Housing Secretary Robert Jenrick has confirmed that the government is to extend the stay on eviction proceedings by four weeks in England and Wales, but has also added new six month notice periods to be in place until at least 31st March 2021, effectively bringing in a six-month ban.

When courts do resume eviction hearings they will prioritise the most ‘egregious cases’, ensuring landlords are able to progress the most serious cases, such as those involving anti-social behaviour and other crimes, as well as where landlords have not received rent for over a year and would otherwise face unmanageable debts.

“I know this year has been challenging and all of us are still living with the effects of COVID-19. That is why today I am announcing a further four week ban on evictions, meaning no renters will have been evicted for six months,” says Jenrick.

“I am also increasing protections for renters – six month notice periods must be given to tenants, supporting renters over winter.

“However, it is right that the most egregious cases, for example those involving anti-social behaviour or domestic abuse perpetrators, begin to be heard in court again; and so when courts reopen, landlords will once again be able to progress these priority cases.”

Tim Frome, Head of Legal of Landlord Action: “This is obviously very disappointing news as the suspension was due to end this Sunday on 23rd August.

“A new process was set out whereby landlords were required to provide specific information to the court in a ‘reactivation notice’ which would then result in the matter proceeding either with a hearing (rent arrears case) or a judge deciding on the paperwork (s.21 case).

“We followed the reactivation notice process and asked all clients to provide us with the relevant information. Everything has been prepared and ready to be sent to the Courts on Monday, being the first day we could send the reactivation notices out.”

It now appears that the legislation which brought that process in has been replaced although it is not yet clear how this has been achieved at the 11th hour.

Full details of how the evictions ban will be extended have not been published yet, but at one point earlier today it had been hoped that some evictions would be allowed to progress – such as those involving anti-social behaviour and extreme rent arrears.

Ben Beadle, CEO of the National Residential Landlords Association (pictured, right) says: “A blanket extension is unacceptable, especially so close to the deadline. 

“An enormous amount of work as gone into finding a balance between supporting tenants who have been affected by the pandemic and preventing significant financial harm to landlords, in accordance with the Government’s promise. This announcement satisfies no-one.

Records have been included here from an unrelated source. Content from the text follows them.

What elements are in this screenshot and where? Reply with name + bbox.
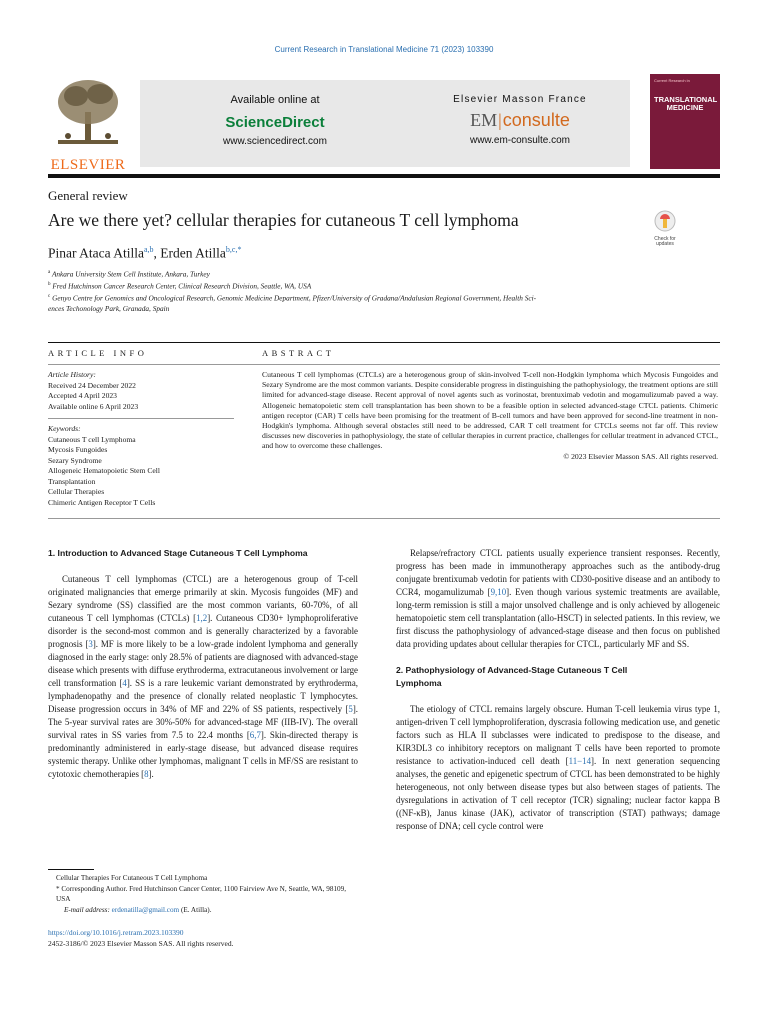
- section-heading-intro: 1. Introduction to Advanced Stage Cutaneous T Cell Lymphoma: [48, 548, 308, 558]
- affiliation: ences Techonology Park, Granada, Spain: [48, 303, 170, 313]
- check-for-updates-button[interactable]: [646, 210, 684, 248]
- affiliations: [48, 268, 668, 314]
- keyword: Sezary Syndrome: [48, 455, 102, 465]
- info-divider: [48, 418, 234, 419]
- publisher-band: [140, 80, 630, 167]
- citation-link[interactable]: 5: [348, 704, 353, 714]
- keyword: Cellular Therapies: [48, 487, 105, 496]
- article-type: General review: [48, 188, 128, 203]
- affiliation: $^b$ Fred Hutchinson Cancer Research Center, Clinical Research Division, Seattle, WA, USA: [48, 281, 312, 291]
- citation-link[interactable]: 3: [88, 639, 93, 649]
- issn-copyright: 2452-3186/© 2023 Elsevier Masson SAS. All rights reserved.: [48, 939, 234, 948]
- affiliation: $^c$ Genyo Centre for Genomics and Oncological Research, Genomic Medicine Department, Pfizer/University of Gradana/Andalusian Regional Government, Health Sci-: [48, 293, 537, 303]
- cover-title: TRANSLATIONAL MEDICINE: [654, 95, 718, 112]
- abstract-bottom-rule: [48, 518, 720, 519]
- author-list: Pinar Ataca Atilla$^{a,b}$, Erden Atilla$^{b,c,*}$: [48, 245, 242, 261]
- footnote-rule: [48, 869, 94, 870]
- article-info-box: [48, 370, 234, 508]
- article-title: Are we there yet? cellular therapies for cutaneous T cell lymphoma: [48, 210, 519, 230]
- author-affil-sup[interactable]: a,b: [143, 245, 154, 254]
- body-paragraph: The etiology of CTCL remains largely obscure. Human T-cell leukemia virus type 1, antigen-driven T cell lymphoproliferation, dyscrasia following medication use, and genetic factors such as HLA II subclasses were indicated to predispose to the disease, and KIR3DL3 co inhibitory receptors on malignant T cells have been reported to promote resistance to activation-induced cell death [11−14]. In next generation sequencing analyses, the genetic and epigenetic spectrum of CTCL has been demonstrated to be highly heterogeneous, not only between disease types but also between stages of patients. The dysregulations in activation of T cell receptor (TCR) signaling; nuclear factor kappa B ((NF-κB), Janus kinase (JAK), activator of transcription (STAT) pathways; damage response of DNA; cell cycle control were: [396, 704, 720, 831]
- footnotes: [48, 873, 358, 915]
- elsevier-masson-label: Elsevier Masson France: [453, 94, 587, 105]
- citation-link[interactable]: 6,7: [249, 730, 261, 740]
- corresponding-author-note: * Corresponding Author. Fred Hutchinson Cancer Center, 1100 Fairview Ave N, Seattle, WA, 98109, USA: [56, 884, 347, 903]
- history-item: Received 24 December 2022: [48, 380, 136, 390]
- left-column: [48, 547, 358, 781]
- keyword: Allogeneic Hematopoietic Stem Cell: [48, 466, 160, 475]
- journal-reference[interactable]: Current Research in Translational Medicine 71 (2023) 103390: [274, 45, 494, 54]
- available-online-label: Available online at: [230, 94, 320, 106]
- journal-header: [48, 74, 720, 174]
- crossmark-line1: Check for: [654, 236, 676, 242]
- sciencedirect-block[interactable]: [180, 94, 370, 147]
- history-item: Available online 6 April 2023: [48, 401, 139, 411]
- abstract-heading: ABSTRACT: [262, 348, 335, 358]
- abstract-body: [262, 370, 718, 462]
- sciencedirect-logo[interactable]: ScienceDirect: [225, 114, 325, 131]
- sciencedirect-url[interactable]: www.sciencedirect.com: [223, 136, 327, 147]
- crossmark-line2: updates: [656, 241, 674, 247]
- citation-link[interactable]: 11−14: [568, 756, 592, 766]
- abstract-text: Cutaneous T cell lymphomas (CTCLs) are a heterogenous group of skin-involved T-cell non-Hodgkin lymphoma which Mycosis Fungoides and Sezary Syndrome are the most common variants. Despite considerable progress in distinguishing the pathophysiology, the treatment options are still limited for advanced-stage disease. Recent approval of novel agents such as vorinostat, brentuximab vedotin and mogamulizumab paved a way. Allogeneic hematopoietic stem cell transplantation has been shown to be a feasible option in selected advanced-stage CTCL patients. Chimeric antigen receptor (CAR) T cells have been promising for the treatment of B-cell tumors and have been approved for second-line treatment in non-Hodgkin's lymphoma. Although several obstacles still need to be addressed, CAR T cell treatment for CTCLs seems not far off. This review discusses new discoveries in pathophysiology, the state of cellular therapies in current practice, challenges for cellular treatment in advanced CTCL, and how to overcome these challenges.: [262, 370, 718, 451]
- elsevier-tree-icon: [48, 74, 128, 154]
- consulte-part: consulte: [502, 110, 570, 130]
- keyword: Chimeric Antigen Receptor T Cells: [48, 497, 156, 507]
- author-name[interactable]: Pinar Ataca Atilla: [48, 245, 144, 261]
- section-heading-pathophysiology: 2. Pathophysiology of Advanced-Stage Cutaneous T Cell Lymphoma: [396, 665, 628, 688]
- keyword: Mycosis Fungoides: [48, 445, 108, 454]
- citation-link[interactable]: 4: [122, 678, 127, 688]
- author-name[interactable]: Erden Atilla: [160, 245, 226, 261]
- emconsulte-url[interactable]: www.em-consulte.com: [469, 135, 571, 146]
- history-label: Article History:: [48, 370, 96, 379]
- journal-cover-thumbnail[interactable]: [650, 74, 720, 169]
- em-part: EM: [470, 110, 498, 130]
- email-link[interactable]: erdenatilla@gmail.com: [111, 905, 180, 914]
- elsevier-wordmark: ELSEVIER: [50, 157, 126, 173]
- author-affil-sup[interactable]: b,c,*: [225, 245, 242, 254]
- info-heading-rule: [48, 364, 720, 365]
- citation-link[interactable]: 8: [144, 769, 149, 779]
- right-column: [396, 547, 720, 833]
- article-info-heading: ARTICLE INFO: [48, 348, 148, 358]
- intro-paragraph: Cutaneous T cell lymphomas (CTCL) are a heterogenous group of T-cell originated malignancies that emerge primarily at skin. Mycosis fungoides (MF) and Sezary syndrome (SS) classified are the most common variants, 60-70%, of all cutaneous T cell lymphomas (CTCLs) [1,2]. Cutaneous CD30+ lymphoproliferative disorder is the second-most common and is generally characterized by a favorable prognosis [3]. MF is more likely to be a low-grade indolent lymphoma and generally diagnosed in the early stage: only 28.5% of patients are diagnosed with advanced-stage disease which presents with diffuse erythroderma, extracutaneous involvement or large cell transformation [4]. SS is a rare leukemic variant demonstrated by erythroderma, lymphadenopathy and the presence of clonally related neoplastic T lymphocytes. Disease progression occurs in 34% of MF and 22% of SS patients, respectively [5]. The 5-year survival rates are 30%-50% for advanced-stage MF (IIB-IV). The overall survival rates in SS varies from 7.5 to 22.4 months [6,7]. Skin-directed therapy is predominantly administered in early-stage disease, but advanced disease requires systemic therapy. Unlike other lymphomas, malignant T cells in MF/SS are resistant to cytotoxic chemotherapies [8].: [48, 574, 358, 779]
- info-top-rule: [48, 342, 720, 343]
- emconsulte-logo[interactable]: EM|consulte: [470, 110, 570, 130]
- keywords-label: Keywords:: [48, 424, 81, 433]
- affiliation: $^a$ Ankara University Stem Cell Institute, Ankara, Turkey: [48, 269, 210, 279]
- abstract-copyright: © 2023 Elsevier Masson SAS. All rights reserved.: [563, 451, 718, 461]
- title-footnote: Cellular Therapies For Cutaneous T Cell Lymphoma: [56, 874, 208, 882]
- citation-link[interactable]: 1,2: [196, 613, 208, 623]
- email-note: E-mail address: erdenatilla@gmail.com (E. Atilla).: [64, 905, 212, 914]
- history-item: Accepted 4 April 2023: [48, 391, 117, 400]
- crossmark-icon: [654, 210, 676, 232]
- keyword: Cutaneous T cell Lymphoma: [48, 434, 136, 444]
- doi-link[interactable]: https://doi.org/10.1016/j.retram.2023.103390: [48, 928, 184, 937]
- keyword: Transplantation: [48, 476, 96, 486]
- citation-link[interactable]: 9,10: [490, 587, 507, 597]
- header-rule: [48, 174, 720, 178]
- body-paragraph: Relapse/refractory CTCL patients usually experience transient responses. Recently, progress has been made in immunotherapy approaches such as the antibody-drug conjugate brentixumab vedotin for patients with CD30-positive disease and an antibody to CCR4, mogamulizumab [9,10]. Even though various systemic treatments are available, long-term remission is still a major unsolved challenge and is only achieved by allogeneic hematopoietic stem cell transplantation (allo-HSCT) in selected patients. In this review, we first discuss the pathophysiology of advanced-stage disease and then focus on published data providing updates about cellular therapies for CTCL, particularly MF and SS.: [396, 548, 720, 649]
- elsevier-logo[interactable]: [48, 74, 128, 174]
- emconsulte-block[interactable]: [430, 94, 610, 146]
- cover-subtitle: Current Research in: [654, 78, 690, 83]
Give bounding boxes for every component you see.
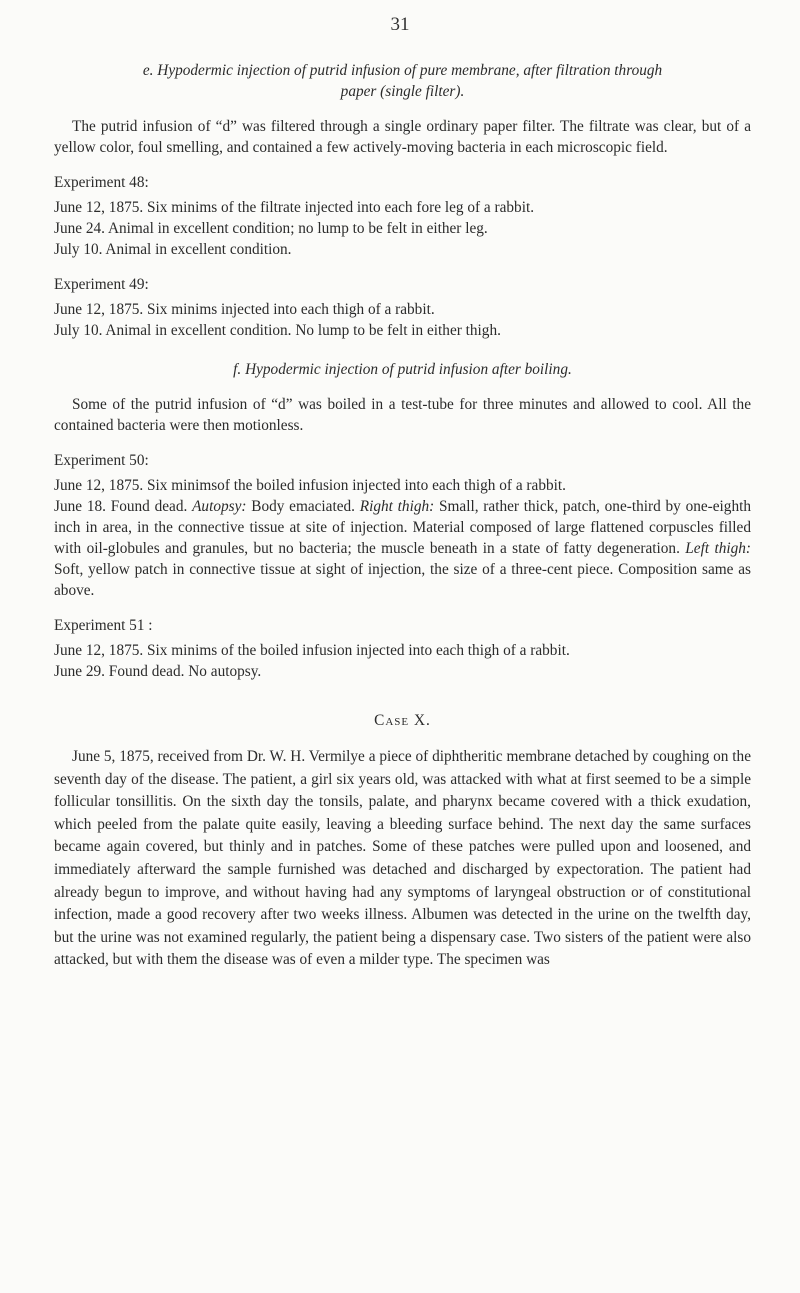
experiment-50-autopsy-entry (54, 496, 751, 601)
section-f-paragraph: Some of the putrid infusion of “d” was boiled in a test-tube for three minutes and allowed to cool. All the contained bacteria were then motionless. (54, 396, 751, 434)
page-number: 31 (390, 14, 410, 35)
case-paragraph: June 5, 1875, received from Dr. W. H. Vermilye a piece of diphtheritic membrane detached by coughing on the seventh day of the disease. The patient, a girl six years old, was attacked with what at first seemed to be a simple follicular tonsillitis. On the sixth day the tonsils, palate, and pharynx became covered with a thick exudation, which peeled from the palate quite easily, leaving a bleeding surface behind. The next day the same surfaces became again covered, but thinly and in patches. Some of these patches were pulled upon and loosened, and immediately afterward the sample furnished was detached and discharged by expectoration. The patient had already begun to improve, and without having had any symptoms of laryngeal obstruction or of constitutional infection, made a good recovery after two weeks illness. Albumen was detected in the urine on the twelfth day, but the urine was not examined regularly, the patient being a dispensary case. Two sisters of the patient were also attacked, but with them the disease was of even a milder type. The specimen was (54, 748, 751, 969)
experiment-49-entry: June 12, 1875. Six minims injected into each thigh of a rabbit. (54, 301, 435, 318)
autopsy-label: Autopsy: (192, 498, 247, 515)
experiment-51-entry: June 12, 1875. Six minims of the boiled infusion injected into each thigh of a rabbit. (54, 642, 570, 659)
right-thigh-text: Small, rather thick, patch, one-third by one-eighth inch in area, in the connective tissue at site of injection. Material composed of large flattened corpuscles filled with oil-globules and granules, but no bacteria; the muscle beneath in a state of fatty degeneration. (54, 498, 751, 557)
experiment-51-title: Experiment 51 : (54, 617, 153, 634)
left-thigh-label: Left thigh: (685, 540, 751, 557)
experiment-51-entry: June 29. Found dead. No autopsy. (54, 663, 262, 680)
experiment-48-title: Experiment 48: (54, 174, 149, 191)
experiment-50-title: Experiment 50: (54, 452, 149, 469)
section-e-heading-line1: e. Hypodermic injection of putrid infusion of pure membrane, after filtration through (142, 62, 663, 79)
experiment-48-entry: July 10. Animal in excellent condition. (54, 241, 292, 258)
right-thigh-label: Right thigh: (359, 498, 435, 515)
experiment-49-entry: July 10. Animal in excellent condition. No lump to be felt in either thigh. (54, 322, 501, 339)
section-f-heading: f. Hypodermic injection of putrid infusion after boiling. (233, 361, 572, 378)
experiment-48-entry: June 12, 1875. Six minims of the filtrate injected into each fore leg of a rabbit. (54, 199, 535, 216)
left-thigh-text: Soft, yellow patch in connective tissue at sight of injection, the size of a three-cent piece. Composition same as above. (54, 561, 751, 599)
experiment-49-title: Experiment 49: (54, 276, 149, 293)
section-e-heading-line2: paper (single filter). (340, 83, 465, 100)
experiment-50-entry: June 12, 1875. Six minimsof the boiled infusion injected into each thigh of a rabbit. (54, 477, 566, 494)
section-e-paragraph: The putrid infusion of “d” was filtered through a single ordinary paper filter. The filtrate was clear, but of a yellow color, foul smelling, and contained a few actively-moving bacteria in each microscopic field. (54, 118, 751, 156)
section-e-heading (54, 60, 751, 102)
entry-date-text: June 18. Found dead. (54, 498, 193, 515)
autopsy-text: Body emaciated. (246, 498, 360, 515)
page-content (54, 60, 751, 972)
experiment-48-entry: June 24. Animal in excellent condition; no lump to be felt in either leg. (54, 220, 488, 237)
case-heading: Case X. (374, 712, 431, 729)
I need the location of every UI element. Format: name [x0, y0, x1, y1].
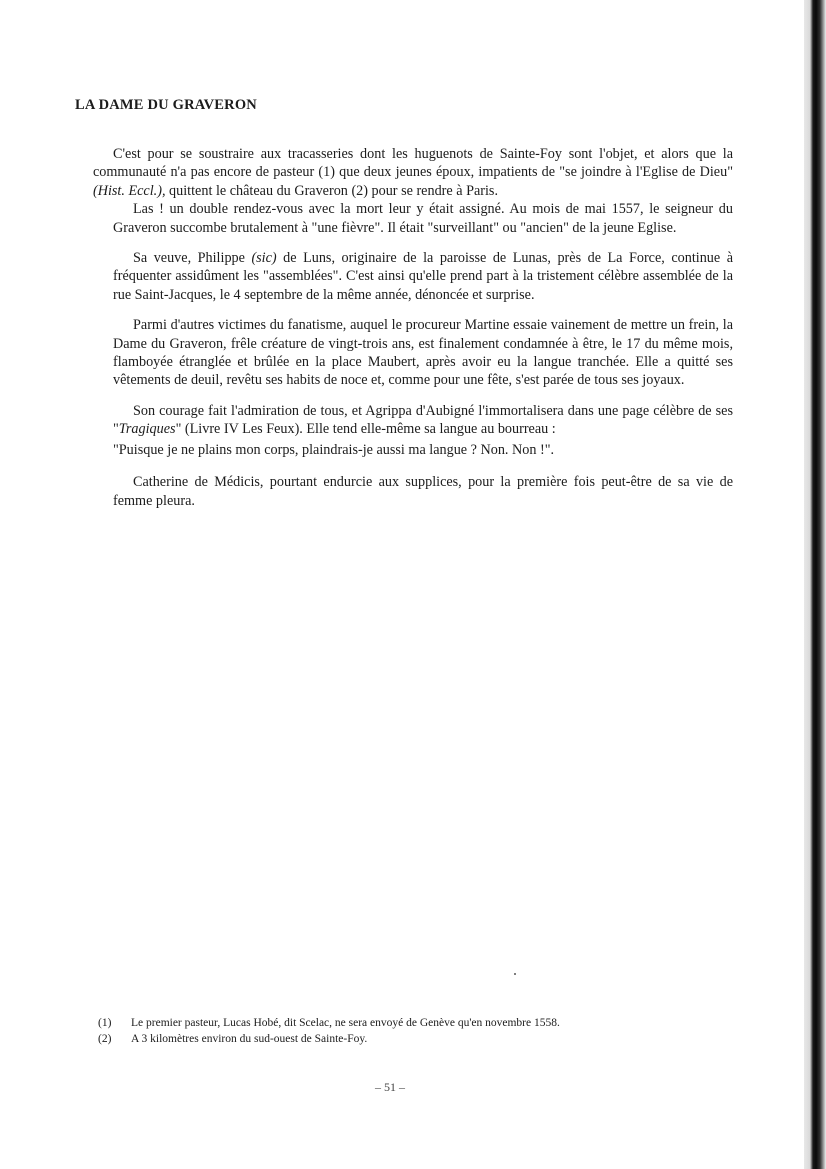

“Landlords have been left powerless in exercising their legal right to deal with significant arrears unrelated to Covid-19, antisocial behaviour and extremely disruptive tenants who make life miserable for their neighbours and housemates. 

“Private landlords cannot be expected to foot the bill for government failure. There must now be a plan to support households to pay their bills and to compensate landlords fully for their lost income.

Timothy Douglas, Policy and Campaigns Manger, ARLA Propertymark comments on the ban on evictions: “The whole of the private rented sector has been impacted as a result of COVID-19 but we must recognise that the courts already faced a backlog of cases prior to the pandemic.

“It is important to take steps back towards normality so that both landlords and tenants have access to the justice system, while putting measures in place to offer further support to tenants who have built up COVID-related arrears through no fault of their own.”

The decision comes just a few days after Northern Ireland announced it is to extend its ban for another three months.